The judgement Jesus brings is also something to understand from ancient context he lived in. Throughout his ministry Jesus alluded to a time of “tribulation” when a great war would come upon the Jews. This time would be extremely difficult. He advises those living in this time to not have children and to flee to the wilderness and pray that “flight be not in the winter…!”(Matthew 24). The apocalyptic vision attributed to the apostle John, titled simply as ‘Revelation’ tells of similar events. Many today believe Jesus and John were foretelling of events way into the future. I believe however that these events were not so far into the future that they would be irrelevant for the immediate audience. The horrible fate of Jerusalem, the Temple and over one million Jews in 70ad at the hands of the Roman army sheds light on these grim passages in the New Testament. It was a time of great tribulation indeed as Rome slowly starved the holy city. In the sieged walls, trapped Jewish mothers made the hard decision to kill their children rather than let them starve or be captured. Even one of the most popular symbols of Revelation, the mark of the beast or 666 has historical explanation. The term “beast”was the jewish code for the Emperor of Rome. And 666 seems to be a code for Nero, the brutal mad Caesar who was in power during the imprisonment of John which is when he had his vision.

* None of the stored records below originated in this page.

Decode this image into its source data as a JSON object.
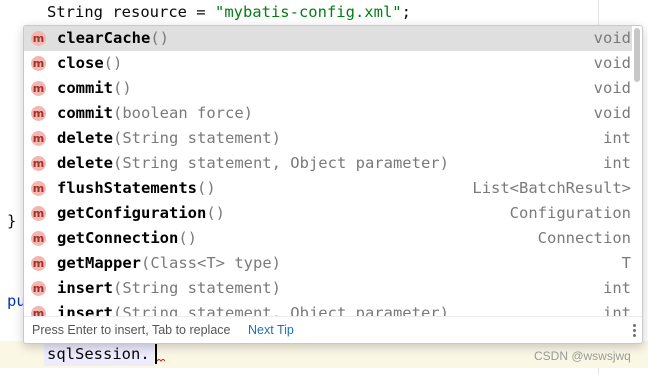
{
  "editor": {
    "line_resource_prefix": "String resource = ",
    "line_resource_string": "\"mybatis-config.xml\"",
    "line_resource_suffix": ";",
    "brace": "}",
    "pu_fragment": "pu",
    "sql_session_var": "sqlSession",
    "sql_session_dot": "."
  },
  "completion": {
    "items": [
      {
        "name": "clearCache",
        "params": "()",
        "return_type": "void",
        "selected": true
      },
      {
        "name": "close",
        "params": "()",
        "return_type": "void"
      },
      {
        "name": "commit",
        "params": "()",
        "return_type": "void"
      },
      {
        "name": "commit",
        "params": "(boolean force)",
        "return_type": "void"
      },
      {
        "name": "delete",
        "params": "(String statement)",
        "return_type": "int"
      },
      {
        "name": "delete",
        "params": "(String statement, Object parameter)",
        "return_type": "int"
      },
      {
        "name": "flushStatements",
        "params": "()",
        "return_type": "List<BatchResult>"
      },
      {
        "name": "getConfiguration",
        "params": "()",
        "return_type": "Configuration"
      },
      {
        "name": "getConnection",
        "params": "()",
        "return_type": "Connection"
      },
      {
        "name": "getMapper",
        "params": "(Class<T> type)",
        "return_type": "T"
      },
      {
        "name": "insert",
        "params": "(String statement)",
        "return_type": "int"
      },
      {
        "name": "insert",
        "params": "(String statement, Object parameter)",
        "return_type": "int"
      }
    ],
    "method_icon_letter": "m",
    "footer_hint": "Press Enter to insert, Tab to replace",
    "next_tip_label": "Next Tip"
  },
  "watermark": "CSDN @wswsjwq",
  "colors": {
    "selected_row": "#dfdfe0",
    "method_icon": "#f3b6b1",
    "string_literal": "#067d17",
    "link": "#2470b3"
  }
}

It is time to identify with the movement and ministry of Jesus and carry it into our world. The revolution has been overlooked due to an obsession with non-biblical last days nonsense. Why should we care for and be responsible in our treatment of our world and environment if this world is going to burn in judgement anyway? Why should we give ourselves totally to the helping of those in need when we need to be sure first and foremost that we are righteous and have our tickets for the imminent rapture ride? How can we continue the revolution of Jesus against injustice, oppression and evil when revolution is not even on our radar theologically? When our churches teach Jesus from creeds only and not from historical context, or if they teach history it is only reformation history as if the New Testament and Jesus can be understood from a Medieval frame of reference, how can we truly know who Jesus was and therefore who we are as participants in his movement? Everything Jesus said and did pointed to his being the solution to the world’s brokeness. His miracles, his parables, his reenactment of Israel and his death all point to his ministry as being something very different than the American Church culture demonstrates. Why believe in his resurrection if not also in the new world he has offered? Why believe in his miracles if he hasn’t restored the world and given his people the power and charge to continue this ministry of reconciliation? Jesus is for everyone.